Description
Among the largest groups of insects, is the Hymenoptera, which includes insects, bees, wasps, and fig wasps among others include fig wasps. Hymenopterans are classified as insects because they have a body made up of three parts: a head, a thorax, and an abdomen. The head has one pair of antennae, the thorax has three pairs of referred, and the abdomen is made up of 11 segments but has neither legs nor wings. Hymenopterans are classified as real insects, and one of the ways they differ from all other arachnids is by possessing plectognaths, or visible, mouthparts.

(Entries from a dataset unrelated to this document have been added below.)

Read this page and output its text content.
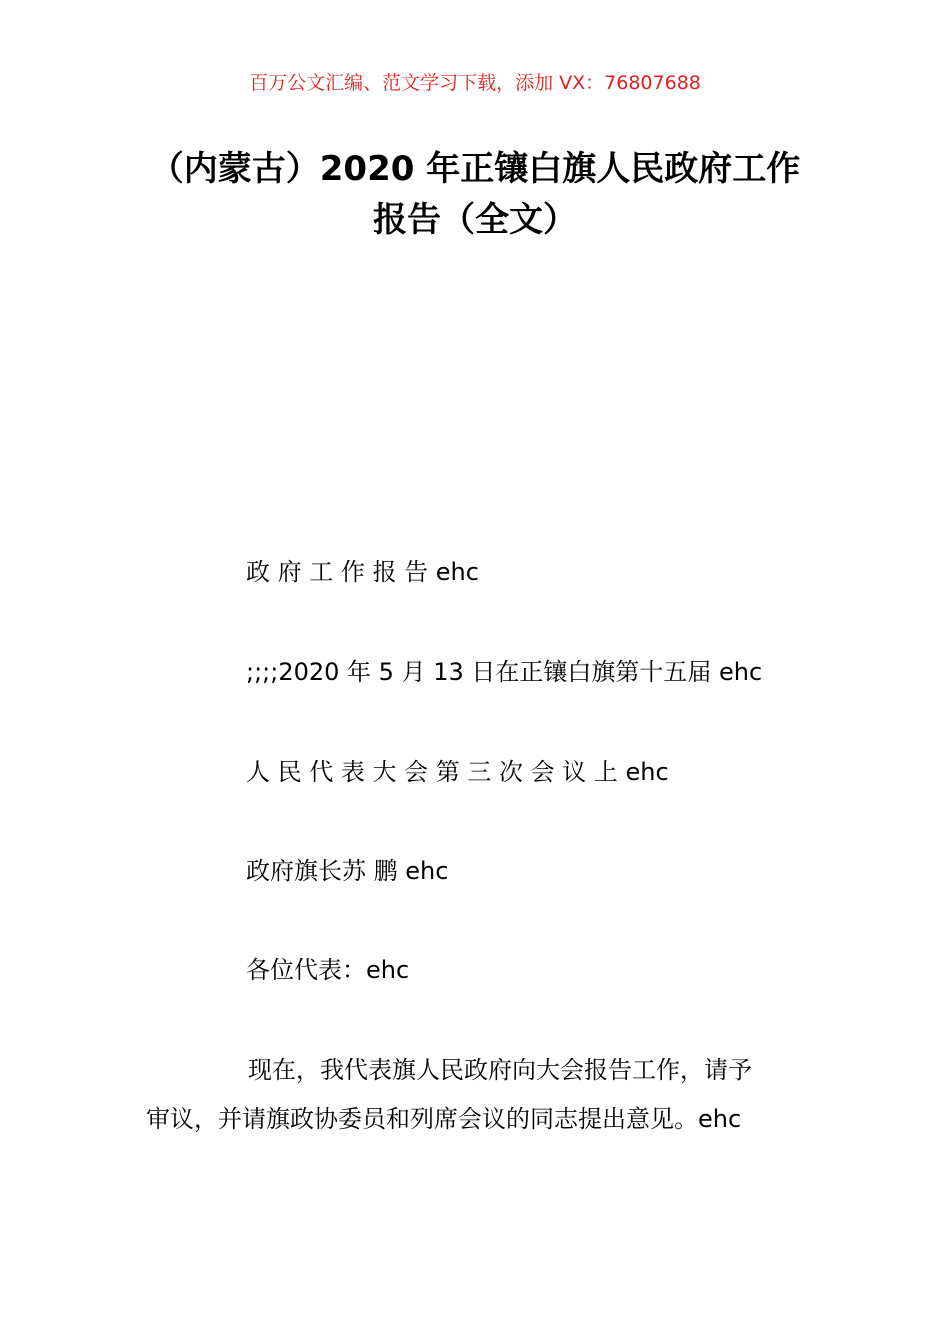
百万公文汇编、范文学习下载，添加 VX：76807688
（内蒙古）2020 年正镶白旗人民政府工作
报告（全文）
政 府 工 作 报 告 ehc
;;;;2020 年 5 月 13 日在正镶白旗第十五届 ehc
人 民 代 表 大 会 第 三 次 会 议 上 ehc
政府旗长苏 鹏 ehc
各位代表：ehc
现在，我代表旗人民政府向大会报告工作，请予
审议，并请旗政协委员和列席会议的同志提出意见。ehc
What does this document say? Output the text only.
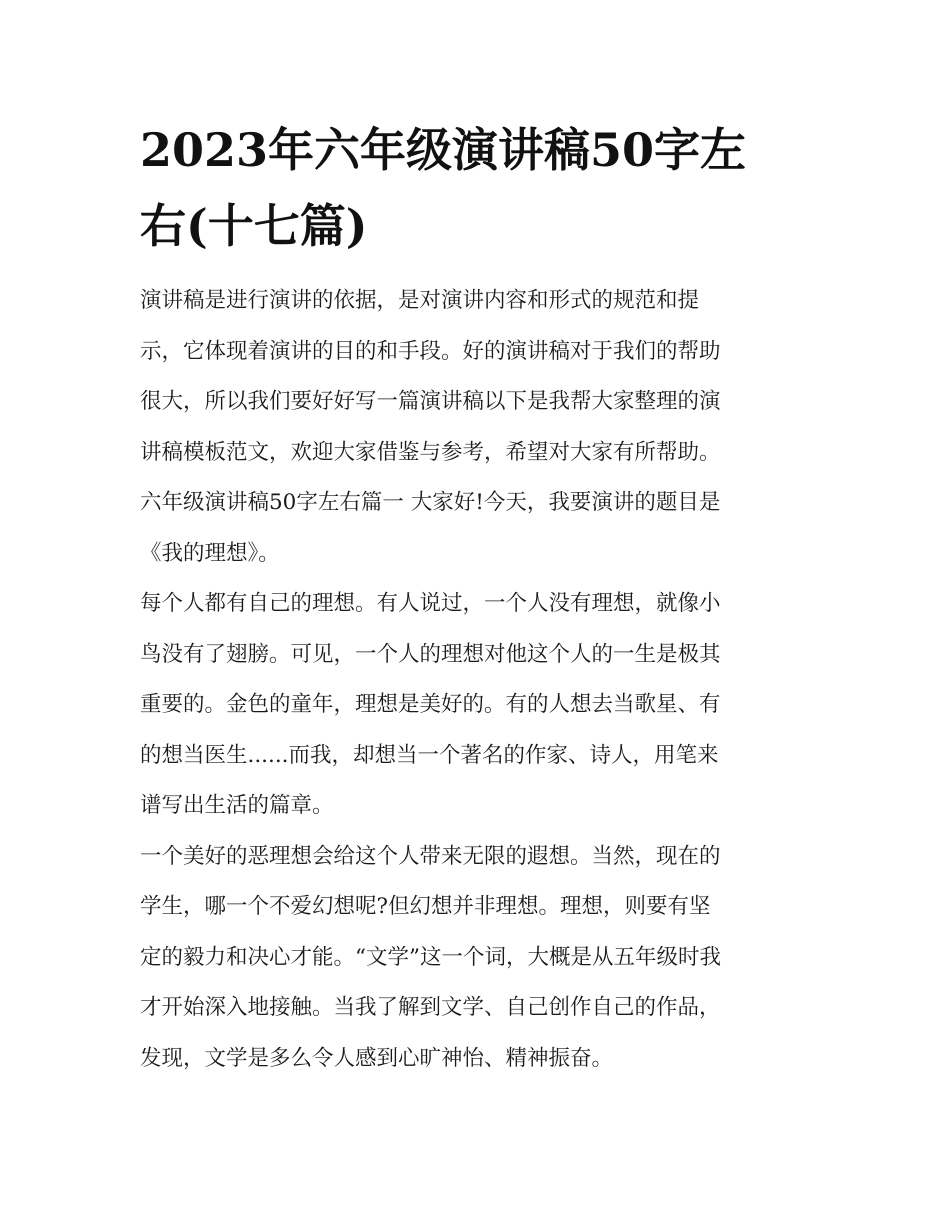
2023年六年级演讲稿50字左
右(十七篇)
演讲稿是进行演讲的依据，是对演讲内容和形式的规范和提
示，它体现着演讲的目的和手段。好的演讲稿对于我们的帮助
很大，所以我们要好好写一篇演讲稿以下是我帮大家整理的演
讲稿模板范文，欢迎大家借鉴与参考，希望对大家有所帮助。
六年级演讲稿50字左右篇一 大家好!今天，我要演讲的题目是
《我的理想》。
每个人都有自己的理想。有人说过，一个人没有理想，就像小
鸟没有了翅膀。可见，一个人的理想对他这个人的一生是极其
重要的。金色的童年，理想是美好的。有的人想去当歌星、有
的想当医生......而我，却想当一个著名的作家、诗人，用笔来
谱写出生活的篇章。
一个美好的恶理想会给这个人带来无限的遐想。当然，现在的
学生，哪一个不爱幻想呢?但幻想并非理想。理想，则要有坚
定的毅力和决心才能。“文学”这一个词，大概是从五年级时我
才开始深入地接触。当我了解到文学、自己创作自己的作品，
发现，文学是多么令人感到心旷神怡、精神振奋。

Both figs and wasps have undergone an astonishing diversity of coevolution that neither species can survive without the other.
Appearance
Every fig species uses its wasp type to fertilize it, and each type of wasp cross-pollinated only one type of fig. Both figs and wasps have undergone an astonishing diversity of coevolution that neither species can survive without the other. Fig Although wasps lack a sting or venom, figs probably contain wasp proteins.
Life Cycle
A caprifig, a wild, uneatable fig, is a good example of the fig wasp life cycle. Wasps develop from eggs laid inside the fig’s blossoming structure, known as the syconium, which resembles a fruit very substantially. The actual blooms themselves are contained within the syconium. One of the blossoms produces a gall-like structure rather than a seed when a wasp egg is laid in it. As blind, wingless male wasps exit from the galls, look for one or more galls that contain a female, and when they locate one, they gnaw a hole in it so they can mate before the female has even begun to hatch. The male then frequently excavates a tunnel enabling the female to escape. After spending their entire life inside the fig, the male finally passes away. Because she needs to lay her eggs in a different fig, the female exits from her gall later and moves toward the underground tunnel or fig’s eye (the area opposite the stem end). She leaves after passing many flowers and comes out covered in pollen. It travels into the woods to fertilize another fig and lay the eggs for the next generations of fig wasps during her brief adult life (as little as two days).
Habits
Female fig wasps move from fig to fig in search of an appropriate fig where they can effectively lay their eggs. There may be more than one foundress per fig; these female wasps are referred to as foundresses. The foundress pollinates the fig by properly laying in style and bringing pollen from her original fig with her.